RADARSOLO.COM - Memasuki hari ke-21 bulan Ramadan 2026, pertanyaan mengenai THR ASN 2026 kapan cair semakin sering muncul di kalangan aparatur sipil negara.
Banyak pegawai negeri menantikan kepastian jadwal pencairan tunjangan hari raya menjelang Idulfitri.
Kabar baiknya, pemerintah telah menetapkan regulasi resmi terkait pembayaran tunjangan tersebut melalui PP 9 Tahun 2026.
Aturan ini menjadi dasar hukum pemberian Tunjangan Hari Raya (THR) dan gaji ke-13 bagi aparatur negara pada tahun anggaran 2026.
Selain itu, panduan teknis pencairan juga telah dijabarkan secara lebih rinci oleh Menteri Keuangan Purbaya Yudhi Sadewa melalui Peraturan Menteri Keuangan (PMK) Nomor 13 Tahun 2026.
Regulasi ini mengatur teknis pencairan THR ASN 2026, termasuk mekanisme pembayaran yang bersumber dari Anggaran Pendapatan dan Belanja Negara (APBN).

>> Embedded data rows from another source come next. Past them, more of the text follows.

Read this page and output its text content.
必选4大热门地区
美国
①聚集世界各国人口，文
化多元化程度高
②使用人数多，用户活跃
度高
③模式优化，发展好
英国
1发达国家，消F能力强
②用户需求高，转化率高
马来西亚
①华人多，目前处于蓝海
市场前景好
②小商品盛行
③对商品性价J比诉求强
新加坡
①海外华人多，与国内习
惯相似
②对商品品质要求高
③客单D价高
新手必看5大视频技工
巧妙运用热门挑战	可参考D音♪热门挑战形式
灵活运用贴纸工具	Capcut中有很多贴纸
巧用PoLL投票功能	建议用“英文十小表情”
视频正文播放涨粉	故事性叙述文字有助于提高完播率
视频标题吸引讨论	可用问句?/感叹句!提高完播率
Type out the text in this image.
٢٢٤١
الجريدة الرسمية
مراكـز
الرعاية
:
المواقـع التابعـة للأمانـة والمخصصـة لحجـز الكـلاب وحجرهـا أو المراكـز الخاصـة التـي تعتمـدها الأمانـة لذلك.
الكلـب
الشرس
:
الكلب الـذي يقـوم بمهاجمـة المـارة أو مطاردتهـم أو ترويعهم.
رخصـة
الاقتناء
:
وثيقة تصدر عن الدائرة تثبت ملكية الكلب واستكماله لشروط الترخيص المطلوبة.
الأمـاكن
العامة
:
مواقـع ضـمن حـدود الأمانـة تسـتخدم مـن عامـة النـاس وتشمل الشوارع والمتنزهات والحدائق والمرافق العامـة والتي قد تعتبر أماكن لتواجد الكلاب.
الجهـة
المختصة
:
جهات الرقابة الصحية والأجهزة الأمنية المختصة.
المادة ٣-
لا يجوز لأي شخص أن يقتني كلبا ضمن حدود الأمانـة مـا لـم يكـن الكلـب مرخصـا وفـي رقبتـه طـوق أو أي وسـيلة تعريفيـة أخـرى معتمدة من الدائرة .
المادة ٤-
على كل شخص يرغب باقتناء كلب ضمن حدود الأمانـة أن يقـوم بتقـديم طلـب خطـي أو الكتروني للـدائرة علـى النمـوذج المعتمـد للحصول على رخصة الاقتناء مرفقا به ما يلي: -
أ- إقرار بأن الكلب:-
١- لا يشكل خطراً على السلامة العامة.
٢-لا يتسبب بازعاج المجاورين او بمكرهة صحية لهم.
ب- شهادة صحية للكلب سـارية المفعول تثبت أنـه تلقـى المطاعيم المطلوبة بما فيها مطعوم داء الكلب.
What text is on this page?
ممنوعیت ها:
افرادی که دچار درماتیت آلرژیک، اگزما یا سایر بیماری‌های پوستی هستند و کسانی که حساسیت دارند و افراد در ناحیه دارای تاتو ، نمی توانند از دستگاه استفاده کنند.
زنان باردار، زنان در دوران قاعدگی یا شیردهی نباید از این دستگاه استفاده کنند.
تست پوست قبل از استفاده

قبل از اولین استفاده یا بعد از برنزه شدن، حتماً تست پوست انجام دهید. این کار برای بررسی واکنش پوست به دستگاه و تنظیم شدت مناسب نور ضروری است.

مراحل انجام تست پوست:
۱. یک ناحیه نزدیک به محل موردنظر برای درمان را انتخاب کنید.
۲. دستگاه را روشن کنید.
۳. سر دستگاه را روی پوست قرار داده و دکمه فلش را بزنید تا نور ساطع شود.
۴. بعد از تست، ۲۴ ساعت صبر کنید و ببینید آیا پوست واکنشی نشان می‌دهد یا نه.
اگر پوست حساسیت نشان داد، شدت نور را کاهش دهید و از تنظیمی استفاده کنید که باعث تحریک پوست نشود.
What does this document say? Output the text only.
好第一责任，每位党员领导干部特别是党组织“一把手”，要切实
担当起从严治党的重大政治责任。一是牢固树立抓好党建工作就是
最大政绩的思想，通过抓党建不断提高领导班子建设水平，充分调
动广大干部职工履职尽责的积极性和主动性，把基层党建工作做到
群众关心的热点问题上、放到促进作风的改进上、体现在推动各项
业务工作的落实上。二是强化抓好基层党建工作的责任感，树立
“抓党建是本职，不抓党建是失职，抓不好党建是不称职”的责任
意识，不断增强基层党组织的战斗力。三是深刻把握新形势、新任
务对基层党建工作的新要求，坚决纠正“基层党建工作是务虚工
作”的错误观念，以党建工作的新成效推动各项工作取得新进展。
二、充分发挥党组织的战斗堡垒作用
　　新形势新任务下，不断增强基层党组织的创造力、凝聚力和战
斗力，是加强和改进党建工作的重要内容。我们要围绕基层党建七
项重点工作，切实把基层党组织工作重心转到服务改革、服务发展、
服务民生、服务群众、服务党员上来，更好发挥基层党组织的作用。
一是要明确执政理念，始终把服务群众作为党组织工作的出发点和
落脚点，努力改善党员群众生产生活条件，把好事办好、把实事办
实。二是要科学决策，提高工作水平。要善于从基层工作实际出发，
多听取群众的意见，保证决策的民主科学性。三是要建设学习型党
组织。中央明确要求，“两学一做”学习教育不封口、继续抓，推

Dengan adanya aturan tersebut, berbagai kelompok penerima seperti PNS, PPPK, prajurit TNI, anggota Polri, pejabat negara, hingga para pensiunan dipastikan akan menerima THR sebagai bentuk stimulus menjelang hari raya.
Kebijakan pemberian THR dan Bonus Hari Raya (BHR) Idulfitri 1447 Hijriah atau tahun 2026 secara resmi diumumkan pemerintah pada Selasa, 3 Maret 2026.
Pengumuman tersebut disampaikan dalam konferensi pers di kantor Kementerian Koordinator Bidang Perekonomian, Jakarta.
Secara keseluruhan, THR tahun ini akan disalurkan kepada sekitar 2,4 juta ASN pusat termasuk TNI dan Polri, sekitar 4,3 juta ASN daerah, serta kurang lebih 3,8 juta penerima pensiun.
Proses pencairan dilakukan secara bertahap sejak 26 Februari 2026 atau bertepatan dengan pekan pertama bulan Ramadan.
Menteri Koordinator Bidang Perekonomian Airlangga Hartarto menjelaskan bahwa komponen THR yang dibayarkan kepada aparatur negara pada tahun ini diberikan secara penuh.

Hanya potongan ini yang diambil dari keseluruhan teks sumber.